You would think an old woman living in a retirement home, where she did not have to cook, do dishes, or clean house, would have all the time in the World.  Not so.  I am as stressed for time as my children with their high-powered jobs. 

Three days a week have disappeared.  On Monday, Wednesday, and Friday I go to dialysis.  I get up in the morning, go down to breakfast, wave my arms around in exercise class, and return to the apartment at 9:00 a.m., when I make my bed, water flowers on the patio, and straighten up the apartment, hoping to get the chores done by 10:45, when I go downstairs to eat lunch before leaving for dialysis at 1l:30. 

I must eat before going to dialysis, as the process takes protein out of my blood along with the poisons.  To restore protein, I eat again as soon as I get home at 4:00 p.m.   Then I collapse.  Dialysis leaves me exhausted.  I sit in the recliner and feel sorry for myself until time for bed. 
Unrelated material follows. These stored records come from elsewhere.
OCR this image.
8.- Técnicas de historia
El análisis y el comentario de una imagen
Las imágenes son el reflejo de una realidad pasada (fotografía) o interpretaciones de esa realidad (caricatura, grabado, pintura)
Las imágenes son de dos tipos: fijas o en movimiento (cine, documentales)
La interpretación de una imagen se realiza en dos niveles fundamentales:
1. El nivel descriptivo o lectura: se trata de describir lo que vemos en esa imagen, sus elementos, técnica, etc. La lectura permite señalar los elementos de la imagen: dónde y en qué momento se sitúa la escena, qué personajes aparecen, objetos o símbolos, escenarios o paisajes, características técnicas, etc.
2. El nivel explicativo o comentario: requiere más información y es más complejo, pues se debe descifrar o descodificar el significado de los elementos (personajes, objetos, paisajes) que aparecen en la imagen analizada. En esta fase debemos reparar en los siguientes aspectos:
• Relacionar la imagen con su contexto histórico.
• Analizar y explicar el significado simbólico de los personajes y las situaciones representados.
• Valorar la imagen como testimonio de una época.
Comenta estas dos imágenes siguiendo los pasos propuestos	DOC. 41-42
In an article in The New Yorker I found a doctor’s description of the dialysis process.  Elif Batuman describes patients “reclining on white chaises, as blood was pumped into and out of their bodies through tubes.  The place where the two catheters punctured the forearm was marked on each patient by an irregular, discolored potato-sized fistula, surgically created by connecting a vein and an artery.  The fistula made me think for the first time about how much blood has to leave the body during dialysis: not a liter or two but all of it, several times over, to the extent that blood vessels have to be hot-wired in order to get it in and out.  Each patient’s blood passed through a long plastic tube and around a slowly turning wheel, which pumped the blood through the machine.” :

Doris’s son was on dialysis for ten years.  He stopped treatments and died four days later.  Eloise’s daughter also stopped taking dialysis.  She lasted for a week.   Both were young, in their 30's..

I am 84 years old.   I have had an unusual and interesting life.  I am going to die within the next few years, one way or another.  Okay.  Until then, I will continue dialysis.   I enjoy life four days a week.